Rethak smothered a vicious curse. He was sweating harder than ever, and every dragging second he had to wait twisted his nerves tighter with Sharnâ 's own pincers.
"Are they still just standing there?" he hissed at the thin air, ignoring the anxious glances the armsmen assembled in front of him were throwing over their shoulders in his direction.
"As far as I can tell," Garsalt's voice replied. "Bahzell and the other two have moved to the front, with Wencit in the back, and —"
Whatever the balding wizard had been about to say became abruptly superfluous.
"Improvise, adapt, and overcome," Gunnery Sergeant Houghton muttered to himself as he felt Wencit behind him.
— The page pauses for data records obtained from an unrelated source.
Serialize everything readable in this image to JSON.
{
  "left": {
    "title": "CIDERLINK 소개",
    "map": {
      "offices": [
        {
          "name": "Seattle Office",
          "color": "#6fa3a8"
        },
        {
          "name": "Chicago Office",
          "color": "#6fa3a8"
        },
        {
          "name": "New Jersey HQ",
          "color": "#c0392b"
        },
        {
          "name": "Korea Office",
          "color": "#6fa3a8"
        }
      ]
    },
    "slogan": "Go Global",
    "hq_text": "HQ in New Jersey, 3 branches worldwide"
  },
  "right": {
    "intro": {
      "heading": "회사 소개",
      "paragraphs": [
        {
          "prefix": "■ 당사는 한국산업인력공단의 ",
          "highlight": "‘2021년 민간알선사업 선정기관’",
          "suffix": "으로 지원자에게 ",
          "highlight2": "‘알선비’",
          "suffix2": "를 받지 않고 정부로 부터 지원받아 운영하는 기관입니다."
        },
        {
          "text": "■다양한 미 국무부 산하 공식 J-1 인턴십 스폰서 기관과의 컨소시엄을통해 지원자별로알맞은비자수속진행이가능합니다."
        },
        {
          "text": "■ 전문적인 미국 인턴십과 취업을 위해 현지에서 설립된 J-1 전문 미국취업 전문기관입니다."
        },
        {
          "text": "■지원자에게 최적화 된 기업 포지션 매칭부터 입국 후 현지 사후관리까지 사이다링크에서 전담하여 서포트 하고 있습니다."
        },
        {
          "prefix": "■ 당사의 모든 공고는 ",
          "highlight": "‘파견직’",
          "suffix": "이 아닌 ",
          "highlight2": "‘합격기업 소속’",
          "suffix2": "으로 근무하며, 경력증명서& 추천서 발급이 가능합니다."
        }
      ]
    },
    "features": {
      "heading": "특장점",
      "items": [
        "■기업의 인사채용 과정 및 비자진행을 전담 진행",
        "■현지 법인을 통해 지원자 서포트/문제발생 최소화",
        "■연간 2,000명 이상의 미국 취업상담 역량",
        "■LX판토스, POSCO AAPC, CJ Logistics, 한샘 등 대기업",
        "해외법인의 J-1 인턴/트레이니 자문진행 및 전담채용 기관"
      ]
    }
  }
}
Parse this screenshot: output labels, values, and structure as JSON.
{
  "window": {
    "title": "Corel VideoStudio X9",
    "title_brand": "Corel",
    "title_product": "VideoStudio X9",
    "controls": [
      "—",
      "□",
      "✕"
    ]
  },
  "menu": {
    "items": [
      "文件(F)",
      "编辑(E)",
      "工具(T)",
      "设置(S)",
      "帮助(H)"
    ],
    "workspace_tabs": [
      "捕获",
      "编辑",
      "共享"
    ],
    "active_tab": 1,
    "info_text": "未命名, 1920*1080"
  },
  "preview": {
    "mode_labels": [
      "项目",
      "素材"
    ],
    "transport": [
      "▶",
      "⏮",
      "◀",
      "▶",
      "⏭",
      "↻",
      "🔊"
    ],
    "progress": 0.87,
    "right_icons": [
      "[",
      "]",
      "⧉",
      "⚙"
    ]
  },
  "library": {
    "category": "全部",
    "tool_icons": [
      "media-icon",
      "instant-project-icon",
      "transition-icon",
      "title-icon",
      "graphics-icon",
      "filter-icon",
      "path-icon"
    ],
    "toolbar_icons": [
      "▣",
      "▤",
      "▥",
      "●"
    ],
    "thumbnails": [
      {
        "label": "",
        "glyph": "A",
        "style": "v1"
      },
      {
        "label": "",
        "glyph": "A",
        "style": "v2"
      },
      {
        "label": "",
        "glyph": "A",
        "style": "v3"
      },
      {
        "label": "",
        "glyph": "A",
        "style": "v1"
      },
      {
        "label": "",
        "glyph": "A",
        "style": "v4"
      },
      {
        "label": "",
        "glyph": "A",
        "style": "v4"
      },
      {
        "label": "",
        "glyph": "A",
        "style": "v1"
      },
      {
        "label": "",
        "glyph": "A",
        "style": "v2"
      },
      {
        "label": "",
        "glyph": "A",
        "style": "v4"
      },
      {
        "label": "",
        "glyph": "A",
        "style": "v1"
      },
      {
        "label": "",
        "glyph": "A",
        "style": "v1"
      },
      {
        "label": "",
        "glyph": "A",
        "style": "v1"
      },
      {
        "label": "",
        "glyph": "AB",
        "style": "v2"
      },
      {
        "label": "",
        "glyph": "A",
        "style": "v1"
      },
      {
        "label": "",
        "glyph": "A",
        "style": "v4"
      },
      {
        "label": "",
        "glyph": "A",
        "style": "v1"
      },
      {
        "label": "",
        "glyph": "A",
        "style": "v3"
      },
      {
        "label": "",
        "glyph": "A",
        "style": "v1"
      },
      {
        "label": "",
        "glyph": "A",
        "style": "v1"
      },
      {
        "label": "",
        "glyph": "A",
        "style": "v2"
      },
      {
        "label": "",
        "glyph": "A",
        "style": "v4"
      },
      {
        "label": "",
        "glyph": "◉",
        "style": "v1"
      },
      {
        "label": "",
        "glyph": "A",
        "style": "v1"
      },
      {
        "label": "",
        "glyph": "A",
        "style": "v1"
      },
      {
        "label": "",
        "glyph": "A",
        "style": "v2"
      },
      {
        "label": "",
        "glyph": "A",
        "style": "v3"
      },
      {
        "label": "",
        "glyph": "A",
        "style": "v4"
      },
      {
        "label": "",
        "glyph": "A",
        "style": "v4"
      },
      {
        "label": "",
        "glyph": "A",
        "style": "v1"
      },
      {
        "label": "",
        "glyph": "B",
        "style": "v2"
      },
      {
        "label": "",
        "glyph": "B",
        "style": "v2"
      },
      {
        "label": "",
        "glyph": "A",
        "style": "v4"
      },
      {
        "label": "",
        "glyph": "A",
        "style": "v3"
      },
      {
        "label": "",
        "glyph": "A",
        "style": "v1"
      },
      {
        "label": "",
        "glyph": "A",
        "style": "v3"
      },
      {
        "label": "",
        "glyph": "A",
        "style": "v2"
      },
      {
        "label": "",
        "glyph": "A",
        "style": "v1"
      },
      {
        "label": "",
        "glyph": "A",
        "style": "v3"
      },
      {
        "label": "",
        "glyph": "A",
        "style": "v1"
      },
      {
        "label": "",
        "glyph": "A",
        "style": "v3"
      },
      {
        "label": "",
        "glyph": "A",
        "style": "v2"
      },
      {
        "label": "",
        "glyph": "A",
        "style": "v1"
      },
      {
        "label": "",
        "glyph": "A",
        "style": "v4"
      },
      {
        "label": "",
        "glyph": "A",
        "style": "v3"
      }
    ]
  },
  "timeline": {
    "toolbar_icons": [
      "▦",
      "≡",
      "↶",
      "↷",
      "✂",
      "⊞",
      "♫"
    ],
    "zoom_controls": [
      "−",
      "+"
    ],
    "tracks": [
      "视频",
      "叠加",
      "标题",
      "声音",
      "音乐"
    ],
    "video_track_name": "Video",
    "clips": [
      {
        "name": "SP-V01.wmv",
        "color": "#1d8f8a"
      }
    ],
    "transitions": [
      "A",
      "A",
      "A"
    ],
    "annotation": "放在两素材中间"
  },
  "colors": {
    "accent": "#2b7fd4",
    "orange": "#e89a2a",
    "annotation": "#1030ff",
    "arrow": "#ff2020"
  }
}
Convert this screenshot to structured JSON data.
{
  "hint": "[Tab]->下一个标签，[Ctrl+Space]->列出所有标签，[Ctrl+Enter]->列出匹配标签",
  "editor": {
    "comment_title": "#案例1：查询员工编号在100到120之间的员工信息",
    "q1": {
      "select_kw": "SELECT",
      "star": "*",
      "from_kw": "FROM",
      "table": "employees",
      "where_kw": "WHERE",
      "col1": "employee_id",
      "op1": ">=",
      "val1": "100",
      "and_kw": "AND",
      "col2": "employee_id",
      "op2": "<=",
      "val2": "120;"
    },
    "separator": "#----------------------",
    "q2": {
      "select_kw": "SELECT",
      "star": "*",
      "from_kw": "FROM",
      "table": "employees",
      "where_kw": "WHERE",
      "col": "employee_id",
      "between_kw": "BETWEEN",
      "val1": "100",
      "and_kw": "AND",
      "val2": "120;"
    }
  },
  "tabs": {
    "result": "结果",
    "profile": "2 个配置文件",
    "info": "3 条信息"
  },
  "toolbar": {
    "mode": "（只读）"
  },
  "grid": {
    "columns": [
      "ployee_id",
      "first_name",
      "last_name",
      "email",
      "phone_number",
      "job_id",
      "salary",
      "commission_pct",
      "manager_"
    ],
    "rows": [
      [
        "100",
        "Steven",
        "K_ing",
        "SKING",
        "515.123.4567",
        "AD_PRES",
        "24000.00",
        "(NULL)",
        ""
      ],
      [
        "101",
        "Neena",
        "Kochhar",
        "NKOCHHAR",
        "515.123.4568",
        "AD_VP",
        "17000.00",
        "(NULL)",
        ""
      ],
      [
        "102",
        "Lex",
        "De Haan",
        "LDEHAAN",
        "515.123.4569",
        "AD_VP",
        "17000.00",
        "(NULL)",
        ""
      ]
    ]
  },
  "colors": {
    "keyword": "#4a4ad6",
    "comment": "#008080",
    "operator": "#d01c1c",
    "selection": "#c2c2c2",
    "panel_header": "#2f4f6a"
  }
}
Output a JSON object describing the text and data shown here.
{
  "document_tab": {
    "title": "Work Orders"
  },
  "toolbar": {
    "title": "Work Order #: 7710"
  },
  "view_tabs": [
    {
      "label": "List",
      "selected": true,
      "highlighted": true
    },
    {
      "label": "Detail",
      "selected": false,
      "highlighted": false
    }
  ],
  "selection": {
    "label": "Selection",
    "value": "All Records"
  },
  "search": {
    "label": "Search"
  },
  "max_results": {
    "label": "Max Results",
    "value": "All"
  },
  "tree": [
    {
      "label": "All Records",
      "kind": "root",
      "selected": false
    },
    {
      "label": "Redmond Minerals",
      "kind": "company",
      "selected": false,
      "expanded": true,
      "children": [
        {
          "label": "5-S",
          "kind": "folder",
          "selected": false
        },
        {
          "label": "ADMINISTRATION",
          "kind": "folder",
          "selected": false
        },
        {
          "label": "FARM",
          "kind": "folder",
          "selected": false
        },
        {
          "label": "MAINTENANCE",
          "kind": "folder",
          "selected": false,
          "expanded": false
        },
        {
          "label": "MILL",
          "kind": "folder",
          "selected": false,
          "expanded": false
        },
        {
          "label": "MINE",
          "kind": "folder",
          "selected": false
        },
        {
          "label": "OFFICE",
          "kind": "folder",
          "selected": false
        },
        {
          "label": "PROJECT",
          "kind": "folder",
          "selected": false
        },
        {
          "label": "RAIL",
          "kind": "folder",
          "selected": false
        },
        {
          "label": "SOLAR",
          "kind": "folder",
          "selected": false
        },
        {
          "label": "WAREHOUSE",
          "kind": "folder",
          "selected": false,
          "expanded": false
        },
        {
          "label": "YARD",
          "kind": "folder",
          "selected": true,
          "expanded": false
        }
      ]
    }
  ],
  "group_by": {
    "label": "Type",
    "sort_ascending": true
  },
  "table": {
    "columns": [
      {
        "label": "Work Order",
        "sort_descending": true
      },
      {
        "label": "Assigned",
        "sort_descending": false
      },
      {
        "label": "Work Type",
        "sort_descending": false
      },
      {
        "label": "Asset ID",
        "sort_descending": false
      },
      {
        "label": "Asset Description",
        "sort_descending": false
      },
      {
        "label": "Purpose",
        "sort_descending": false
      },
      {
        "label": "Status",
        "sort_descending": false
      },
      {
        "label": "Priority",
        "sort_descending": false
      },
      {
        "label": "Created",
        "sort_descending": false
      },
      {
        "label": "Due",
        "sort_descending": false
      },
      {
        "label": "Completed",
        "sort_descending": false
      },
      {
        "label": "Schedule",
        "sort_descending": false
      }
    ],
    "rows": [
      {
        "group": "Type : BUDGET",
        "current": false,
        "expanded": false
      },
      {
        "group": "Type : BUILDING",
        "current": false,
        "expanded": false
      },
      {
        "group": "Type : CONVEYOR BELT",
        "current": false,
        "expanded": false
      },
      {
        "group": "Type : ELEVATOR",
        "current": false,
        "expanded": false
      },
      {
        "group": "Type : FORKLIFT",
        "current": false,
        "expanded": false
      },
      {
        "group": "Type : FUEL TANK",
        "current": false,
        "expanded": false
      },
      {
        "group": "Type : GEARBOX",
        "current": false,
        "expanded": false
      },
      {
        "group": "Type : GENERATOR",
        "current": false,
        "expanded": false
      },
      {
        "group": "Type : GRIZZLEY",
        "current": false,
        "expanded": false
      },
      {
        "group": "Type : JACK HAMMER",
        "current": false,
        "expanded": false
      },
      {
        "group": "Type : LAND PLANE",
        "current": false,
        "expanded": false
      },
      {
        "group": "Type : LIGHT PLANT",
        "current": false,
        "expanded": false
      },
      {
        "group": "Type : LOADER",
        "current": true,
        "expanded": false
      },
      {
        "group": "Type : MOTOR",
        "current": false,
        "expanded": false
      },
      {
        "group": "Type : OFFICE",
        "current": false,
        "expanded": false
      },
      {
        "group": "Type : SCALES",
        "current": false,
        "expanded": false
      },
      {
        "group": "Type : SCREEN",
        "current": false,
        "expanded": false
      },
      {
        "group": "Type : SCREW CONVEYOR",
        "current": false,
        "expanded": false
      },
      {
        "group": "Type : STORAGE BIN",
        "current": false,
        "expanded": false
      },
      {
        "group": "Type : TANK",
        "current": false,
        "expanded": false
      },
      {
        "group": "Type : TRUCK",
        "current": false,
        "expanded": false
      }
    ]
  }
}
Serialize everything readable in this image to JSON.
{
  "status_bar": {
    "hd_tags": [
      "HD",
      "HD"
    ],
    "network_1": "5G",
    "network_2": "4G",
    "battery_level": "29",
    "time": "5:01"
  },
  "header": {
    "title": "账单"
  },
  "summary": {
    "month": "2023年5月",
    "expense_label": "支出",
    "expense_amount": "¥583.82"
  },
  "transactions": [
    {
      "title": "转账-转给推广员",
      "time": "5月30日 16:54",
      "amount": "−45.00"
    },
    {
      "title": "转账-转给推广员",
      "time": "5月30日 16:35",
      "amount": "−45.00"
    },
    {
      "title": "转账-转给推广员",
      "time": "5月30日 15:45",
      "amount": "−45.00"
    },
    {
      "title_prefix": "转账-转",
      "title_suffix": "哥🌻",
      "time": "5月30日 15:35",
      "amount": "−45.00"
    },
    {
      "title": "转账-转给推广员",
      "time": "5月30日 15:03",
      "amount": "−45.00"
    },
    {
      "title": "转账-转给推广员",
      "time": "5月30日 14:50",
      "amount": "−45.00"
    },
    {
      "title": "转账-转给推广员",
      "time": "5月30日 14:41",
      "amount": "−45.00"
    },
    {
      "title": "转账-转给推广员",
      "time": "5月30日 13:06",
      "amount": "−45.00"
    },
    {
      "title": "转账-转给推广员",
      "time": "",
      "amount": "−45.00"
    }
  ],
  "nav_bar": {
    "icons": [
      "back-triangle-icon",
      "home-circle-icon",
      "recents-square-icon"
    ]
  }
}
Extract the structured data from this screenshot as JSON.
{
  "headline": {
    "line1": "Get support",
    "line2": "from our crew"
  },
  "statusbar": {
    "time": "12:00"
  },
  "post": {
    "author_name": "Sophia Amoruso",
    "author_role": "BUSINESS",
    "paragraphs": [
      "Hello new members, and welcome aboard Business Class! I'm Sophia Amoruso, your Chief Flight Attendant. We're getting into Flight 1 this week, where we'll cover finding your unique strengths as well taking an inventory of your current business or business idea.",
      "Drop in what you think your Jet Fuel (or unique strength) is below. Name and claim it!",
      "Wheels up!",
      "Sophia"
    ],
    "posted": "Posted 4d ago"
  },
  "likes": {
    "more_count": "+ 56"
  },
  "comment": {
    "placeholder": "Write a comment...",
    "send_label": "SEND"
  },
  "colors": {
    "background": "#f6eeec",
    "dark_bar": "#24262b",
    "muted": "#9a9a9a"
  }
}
It was a motto which had always served the Marine Corps in general—and Ken Houghton in particular—well.
And if I didn't think to bring along a flash grenade, he thought with intense satisfaction, at least I did think to bring along a wizard!
"Now!" Wencit said sharply, and Houghton, Bahzell, and Mashita screwed their eyes tightly shut and bent their heads . . . an instant
before the intersection in front of them exploded in a silent burst of light like the heart of a sun.
There was no sensation of heat, no stunning concussion such as the flash-bangs Houghton had worked with before would have produced. But from the way the blackness behind his closed eyelids turned abruptly bright red, he rather suspected that the flash itself was even brighter, and the stunning effect of pure light had to be experienced to be believed.
"Now!" a deeper, more powerful voice rumbled, and the two Marines opened their eyes and charged forward at Bahzell Bahnakson's heels.
Rethak staggered backward, his hands rising to his eyes. The armsmen between him and that abrupt explosion of brilliance had protected him from the worst of it, yet even the relatively small amount which had gotten past them was enough to savage his eyes and fill them not simply with blindness, but with pain, as well.
He was still moving backward when he heard a ghastly, wet, crunching sound and the first screams began.